Bigger and Gus, walking through the streets of Chicago, are awed by a pigeon that twists through the air. The pigeon is sublime against the grimy city, creating some beautiful imagery:
Then their eyes were riveted; a slate-colored pigeon swooped down to the middle of the steel car tracks and began strutting to and fro with ruffled feathers. A street car rumbled forward and the pigeon rose swiftly through the air on wings stretched so taut and sheer that Bigger could see the gold of the sun through their translucent tips. He tilted his head and watched the slate-colored bird flap and wheel out of sight over the edge of a high roof.
Bigger is immediately interested in the bird because he says (on the prior page) that he'd like to fly a plane, but only white people are allowed to do so. But the image of the bird is deeper than that.
As Bigger and Gus walk around the city, everything is gray, from the concrete below them to the steel buildings to the sky filled with smoke. As they walk, they discuss the difference between the lives of white and Black people in America. Then, a gray ("slate-colored") bird takes off from all the gray around him. The pervasive grayness around them represents the slog of day-to-day life in an oppressive world; the grayness evokes hopelessness, resignation, and ennui. The bird, then, represents a feeling of freedom from such a life. Bigger, always wanting to escape the oppressive world that controls him, loves the bird, seeing it as an emblem of escapism. As it flies into the air, the sun shines beautifully through its wings. Surely, Bigger wishes that he, too, could fly away.
The pigeon's color is just as important. Wright uses all sorts of colors as complex images in the novel. Here the gray world evokes a mixture between Blackness and whiteness. The world that Bigger and Gus walk through, gray all around, is a world where Black and white people have to cohabitate; in Bigger's words, "We live here and they live here." In that world, a pigeon who is as "slate-colored" as the world around it can still take flight and catch the rays of the sun. In other words, in a world where Black and white people live together, liberation is possible.

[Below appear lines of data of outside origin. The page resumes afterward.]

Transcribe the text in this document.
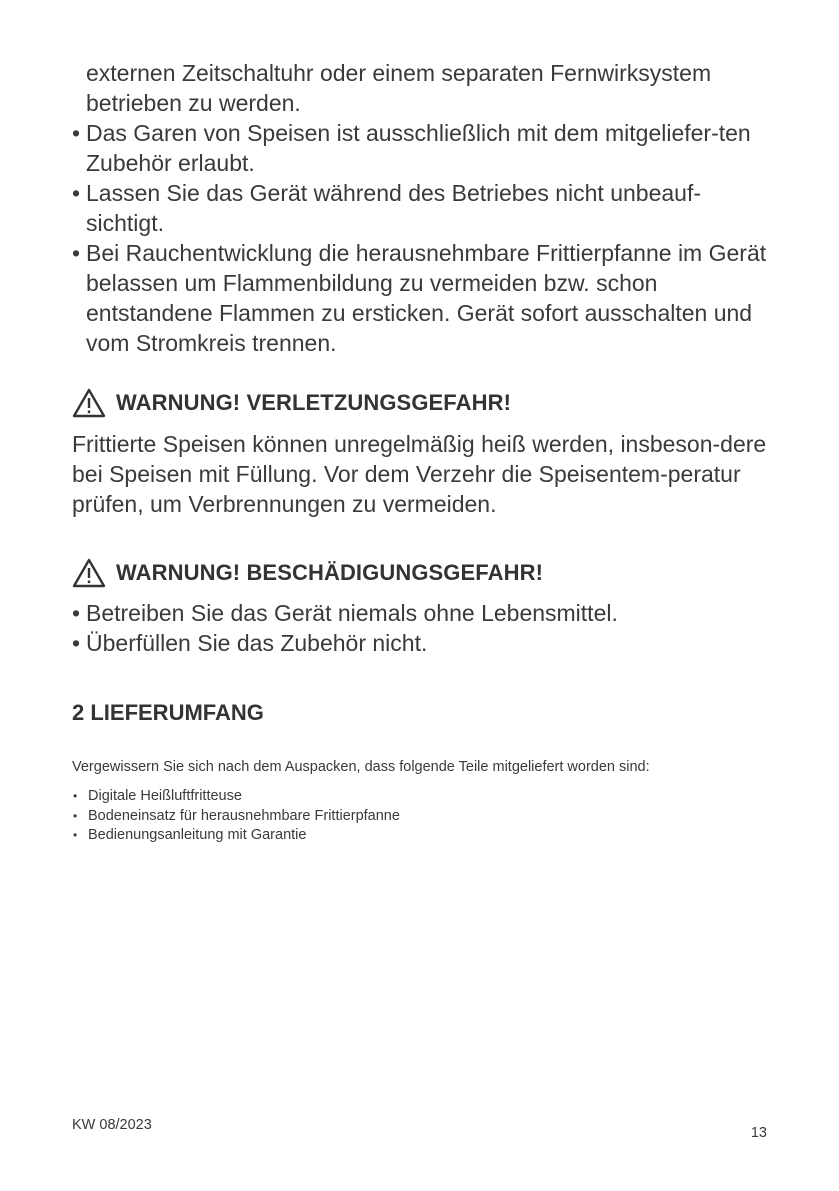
externen Zeitschaltuhr oder einem separaten Fernwirksystem betrieben zu werden.
• Das Garen von Speisen ist ausschließlich mit dem mitgeliefer-ten Zubehör erlaubt.
• Lassen Sie das Gerät während des Betriebes nicht unbeauf-sichtigt.
• Bei Rauchentwicklung die herausnehmbare Frittierpfanne im Gerät belassen um Flammenbildung zu vermeiden bzw. schon entstandene Flammen zu ersticken. Gerät sofort ausschalten und vom Stromkreis trennen.
WARNUNG! VERLETZUNGSGEFAHR!

Frittierte Speisen können unregelmäßig heiß werden, insbeson-dere bei Speisen mit Füllung. Vor dem Verzehr die Speisentem-peratur prüfen, um Verbrennungen zu vermeiden.

WARNUNG! BESCHÄDIGUNGSGEFAHR!
• Betreiben Sie das Gerät niemals ohne Lebensmittel.
• Überfüllen Sie das Zubehör nicht.
2 LIEFERUMFANG

Vergewissern Sie sich nach dem Auspacken, dass folgende Teile mitgeliefert worden sind:

• Digitale Heißluftfritteuse
• Bodeneinsatz für herausnehmbare Frittierpfanne
• Bedienungsanleitung mit Garantie
KW 08/2023	13
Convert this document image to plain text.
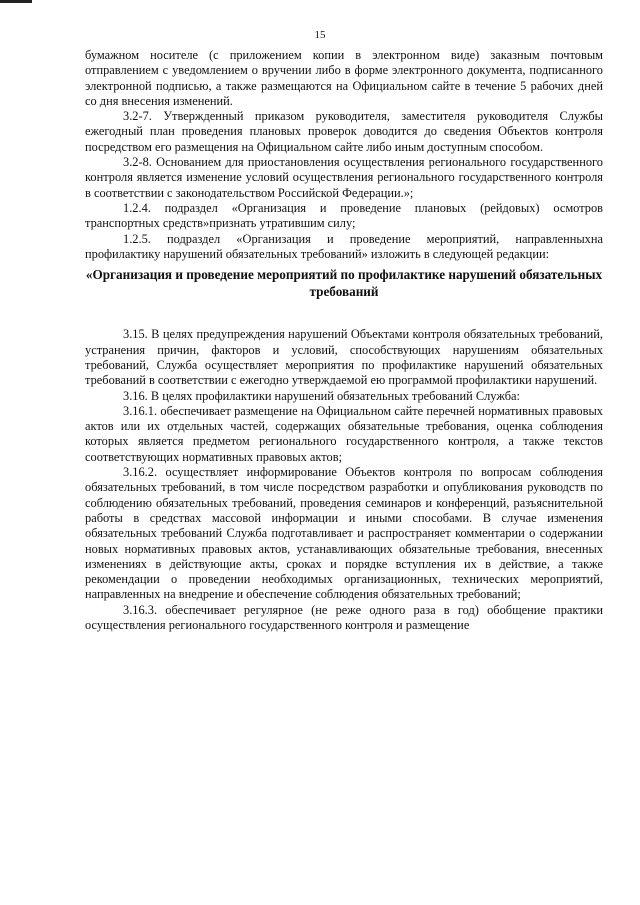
15

бумажном носителе (с приложением копии в электронном виде) заказным почтовым отправлением с уведомлением о вручении либо в форме электронного документа, подписанного электронной подписью, а также размещаются на Официальном сайте в течение 5 рабочих дней со дня внесения изменений.

3.2-7. Утвержденный приказом руководителя, заместителя руководителя Службы ежегодный план проведения плановых проверок доводится до сведения Объектов контроля посредством его размещения на Официальном сайте либо иным доступным способом.

3.2-8. Основанием для приостановления осуществления регионального государственного контроля является изменение условий осуществления регионального государственного контроля в соответствии с законодательством Российской Федерации.»;

1.2.4. подраздел «Организация и проведение плановых (рейдовых) осмотров транспортных средств»признать утратившим силу;

1.2.5. подраздел «Организация и проведение мероприятий, направленныхна профилактику нарушений обязательных требований» изложить в следующей редакции:

«Организация и проведение мероприятий по профилактике нарушений обязательных требований

3.15. В целях предупреждения нарушений Объектами контроля обязательных требований, устранения причин, факторов и условий, способствующих нарушениям обязательных требований, Служба осуществляет мероприятия по профилактике нарушений обязательных требований в соответствии с ежегодно утверждаемой ею программой профилактики нарушений.

3.16. В целях профилактики нарушений обязательных требований Служба:

3.16.1. обеспечивает размещение на Официальном сайте перечней нормативных правовых актов или их отдельных частей, содержащих обязательные требования, оценка соблюдения которых является предметом регионального государственного контроля, а также текстов соответствующих нормативных правовых актов;

3.16.2. осуществляет информирование Объектов контроля по вопросам соблюдения обязательных требований, в том числе посредством разработки и опубликования руководств по соблюдению обязательных требований, проведения семинаров и конференций, разъяснительной работы в средствах массовой информации и иными способами. В случае изменения обязательных требований Служба подготавливает и распространяет комментарии о содержании новых нормативных правовых актов, устанавливающих обязательные требования, внесенных изменениях в действующие акты, сроках и порядке вступления их в действие, а также рекомендации о проведении необходимых организационных, технических мероприятий, направленных на внедрение и обеспечение соблюдения обязательных требований;

3.16.3. обеспечивает регулярное (не реже одного раза в год) обобщение практики осуществления регионального государственного контроля и размещение
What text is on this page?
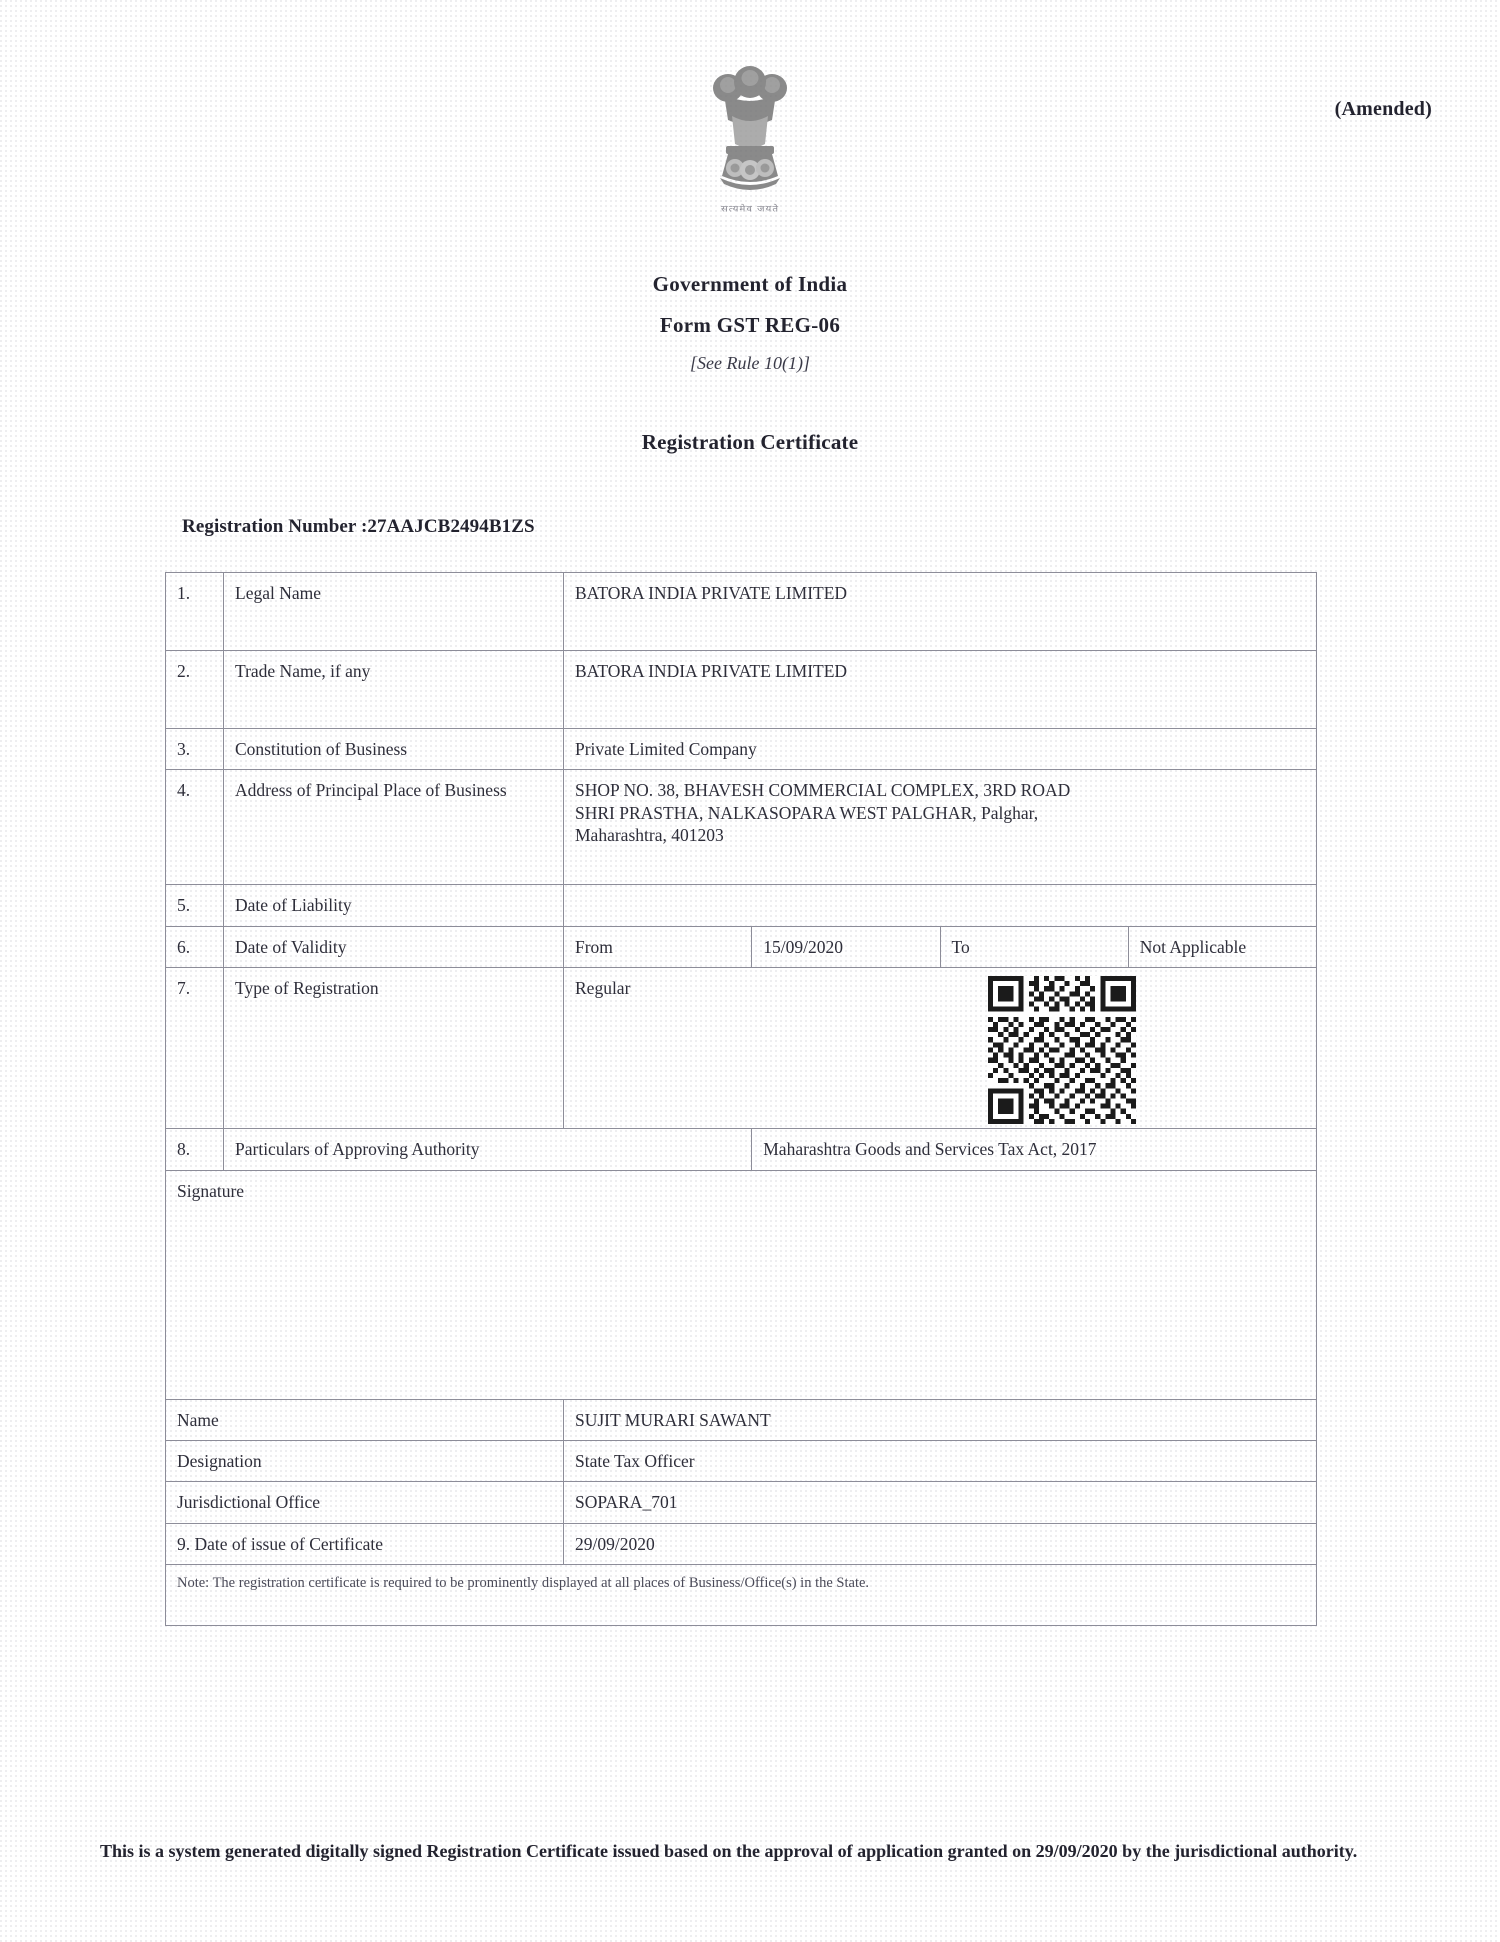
(Amended)
सत्यमेव जयते
Government of India
Form GST REG-06
[See Rule 10(1)]
Registration Certificate
Registration Number :27AAJCB2494B1ZS
1.	Legal Name	BATORA INDIA PRIVATE LIMITED			
2.	Trade Name, if any	BATORA INDIA PRIVATE LIMITED			
3.	Constitution of Business	Private Limited Company			
4.	Address of Principal Place of Business	SHOP NO. 38, BHAVESH COMMERCIAL COMPLEX, 3RD ROAD
SHRI PRASTHA, NALKASOPARA WEST PALGHAR, Palghar,
Maharashtra, 401203			

5.	Date of Liability				
6.	Date of Validity	From	15/09/2020	To	Not Applicable
7.	Type of Registration	Regular			

8.	Particulars of Approving Authority		Maharashtra Goods and Services Tax Act, 2017		
Signature					
Name		SUJIT MURARI SAWANT			
Designation		State Tax Officer			
Jurisdictional Office		SOPARA_701			
9. Date of issue of Certificate		29/09/2020			
Note: The registration certificate is required to be prominently displayed at all places of Business/Office(s) in the State.					
This is a system generated digitally signed Registration Certificate issued based on the approval of application granted on 29/09/2020 by the jurisdictional authority.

Bigger, as he discusses his feelings on racism with Gus, is shown the pigeon as an omen of a certain kind of liberation. This sort of world—where Black and white people live peacefully together—represents the best hope of civil rights leaders who fought for integration. This nonviolent contingent of the civil rights movement, which was typified by the teachings of Dr. Martin Luther King, was contrasted by another movement that advocated for Black power and opposed integration. The pigeon, then, is a vision of a certain kind of peaceful future that would be imagined in succeeding decades by the American civil rights movement.